The opponent process is indeed useful for color constancy.

Opponent process maps RGB (or LMS) coordinates to YB-RG-WhiteBlack coordinates:

enter image description here

RG axis, for example, is calculated by the simple algebraic R - G (or L - M).
If the brightness is reduced, there will be fewer photons falling on both the R cones and the G cones.
The WhiteBlack value will change:

R + G + B = ?
8 + 3 + 0 = 11 →
7 + 2 + 0 = 9 →
6 + 1 + 0 = 7 --- notice WhiteBlack value changes 

The difference between R and G will remain the same:

R - G = ?
8 - 3 = 5 →
7 - 2 = 5 →
6 - 1 = 5 --- notice RG value stays the same

This ensures color constancy - the visual system has a way to determine that the color of the object didn't change, only the illumination did.

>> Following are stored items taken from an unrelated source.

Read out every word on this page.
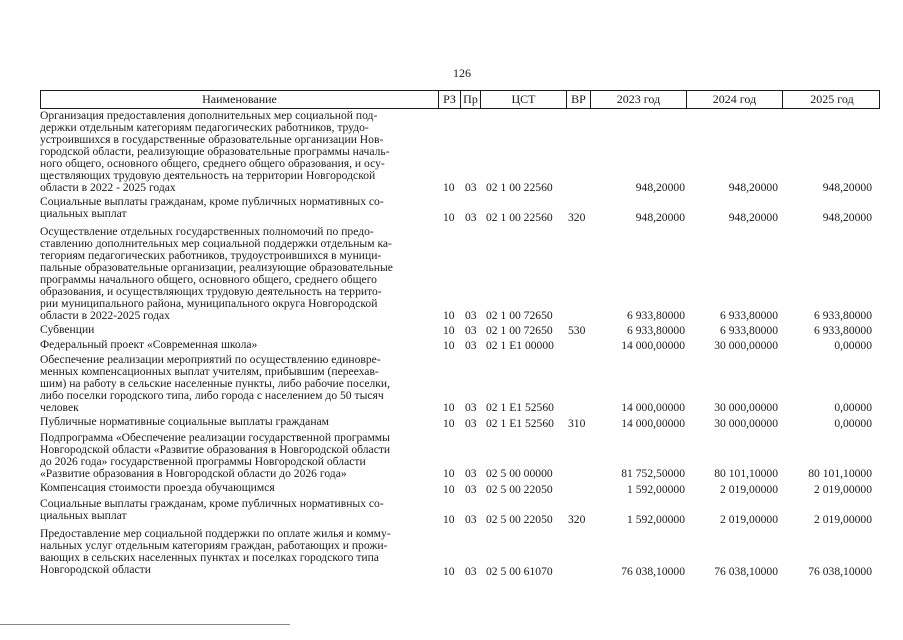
126
Наименование	РЗ Пр	ЦСТ	ВР	2023 год	2024 год	2025 год
Организация предоставления дополнительных мер социальной под-
держки отдельным категориям педагогических работников, трудо-
устроившихся в государственные образовательные организации Нов-
городской области, реализующие образовательные программы началь-
ного общего, основного общего, среднего общего образования, и осу-
ществляющих трудовую деятельность на территории Новгородской
области в 2022 - 2025 годах	10 03 02 1 00 22560	948,20000	948,20000	948,20000
Социальные выплаты гражданам, кроме публичных нормативных со-
циальных выплат	10 03 02 1 00 22560 320	948,20000	948,20000	948,20000
Осуществление отдельных государственных полномочий по предо-
ставлению дополнительных мер социальной поддержки отдельным ка-
тегориям педагогических работников, трудоустроившихся в муници-
пальные образовательные организации, реализующие образовательные
программы начального общего, основного общего, среднего общего
образования, и осуществляющих трудовую деятельность на террито-
рии муниципального района, муниципального округа Новгородской
области в 2022-2025 годах	10 03 02 1 00 72650	6 933,80000	6 933,80000	6 933,80000
Субвенции	10 03 02 1 00 72650 530	6 933,80000	6 933,80000	6 933,80000
Федеральный проект «Современная школа»	10 03 02 1 E1 00000	14 000,00000	30 000,00000	0,00000
Обеспечение реализации мероприятий по осуществлению единовре-
менных компенсационных выплат учителям, прибывшим (переехав-
шим) на работу в сельские населенные пункты, либо рабочие поселки,
либо поселки городского типа, либо города с населением до 50 тысяч
человек	10 03 02 1 E1 52560	14 000,00000	30 000,00000	0,00000
Публичные нормативные социальные выплаты гражданам	10 03 02 1 E1 52560 310	14 000,00000	30 000,00000	0,00000
Подпрограмма «Обеспечение реализации государственной программы
Новгородской области «Развитие образования в Новгородской области
до 2026 года» государственной программы Новгородской области
«Развитие образования в Новгородской области до 2026 года»	10 03 02 5 00 00000	81 752,50000	80 101,10000	80 101,10000
Компенсация стоимости проезда обучающимся	10 03 02 5 00 22050	1 592,00000	2 019,00000	2 019,00000
Социальные выплаты гражданам, кроме публичных нормативных со-
циальных выплат	10 03 02 5 00 22050 320	1 592,00000	2 019,00000	2 019,00000
Предоставление мер социальной поддержки по оплате жилья и комму-
нальных услуг отдельным категориям граждан, работающих и прожи-
вающих в сельских населенных пунктах и поселках городского типа
Новгородской области	10 03 02 5 00 61070	76 038,10000	76 038,10000	76 038,10000
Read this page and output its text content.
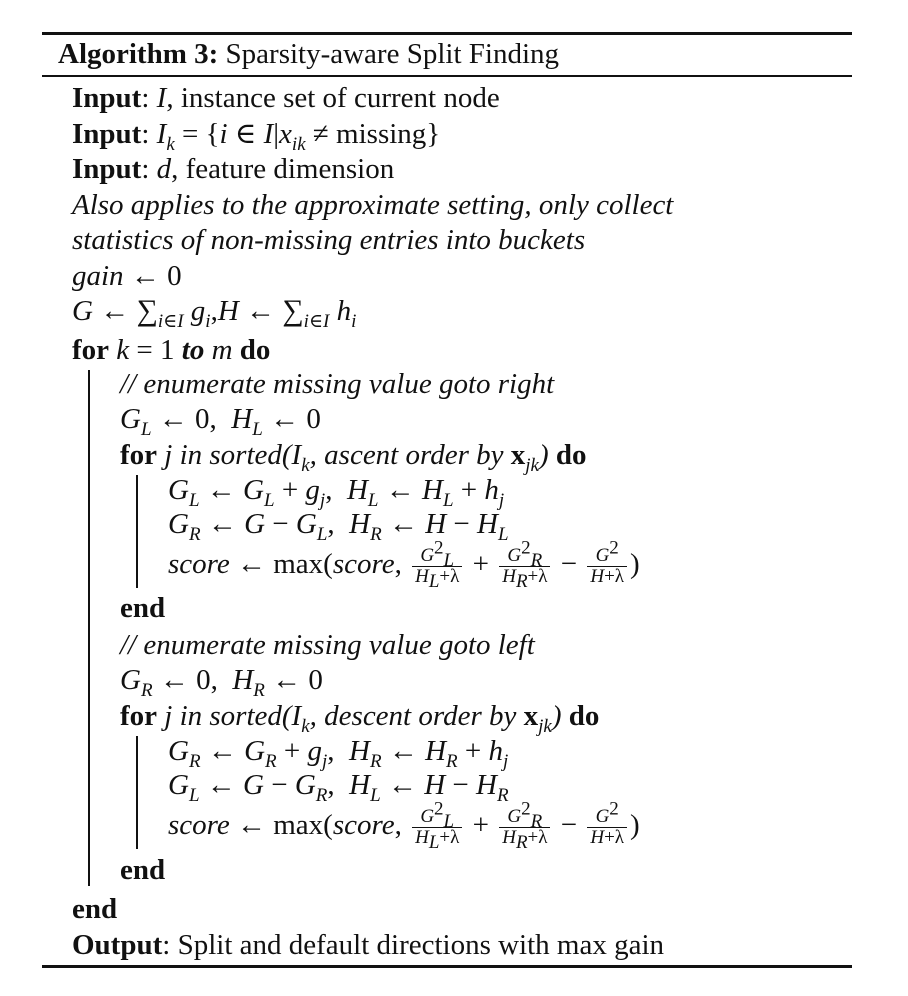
Algorithm 3: Sparsity-aware Split Finding
Input: I, instance set of current node
Input: $I_k = \{i$ ∈ $I|x_{ik} \ne missing$}
Input: d, feature dimension
Also applies to the approximate setting, only collect
statistics of non-missing entries into buckets
gain ← 0
G ← $\sum_{i\in I}$ $g_i,H$ ← $\sum_{i\in I}$ $h_i$
for k = 1 to m do
// enumerate missing value goto right
$G_L$ ← 0,  $H_L$ ← 0
for j in $sorted(I_k$, ascent order by $x_{jk}$) do
$G_L$ ← $G_L + g_j$,  $H_L$ ← $H_L + h_j$
$G_R$ ← $G - G_L$,  $H_R$ ← $H - H_L$
score ← max(score, $\frac{G^2_L}{H_L+\lambda} + \frac{G^2_R}{H_R+\lambda} - \frac{G^2}{H+\lambda}$ )
end
// enumerate missing value goto left
$G_R$ ← 0,  $H_R$ ← 0
for j in $sorted(I_k$, descent order by $x_{jk}$) do
$G_R$ ← $G_R + g_j$,  $H_R$ ← $H_R + h_j$
$G_L$ ← $G - G_R$,  $H_L$ ← $H - H_R$
score ← max(score, $\frac{G^2_L}{H_L+\lambda} + \frac{G^2_R}{H_R+\lambda} - \frac{G^2}{H+\lambda}$ )
end
end
Output: Split and default directions with max gain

Here is a related quote from Vision Science: Photons to Phenomenology by Stephen Palmer:

The opponent representation is more useful because it helps determine which differences between adjacent retinal regions result from changes in the level of illumination (such as when a shadow falls across a surface) and which result from changes in spectral reflectance (such as when a surface is painted two different colors). Changes in the amount of illumination will generally just raise or lower the overall amount of light (that is, change the output of the B1/Wh system) while the chromatic balance remains constant (that is, the outputs of the R/G and B/Y systems are invariant).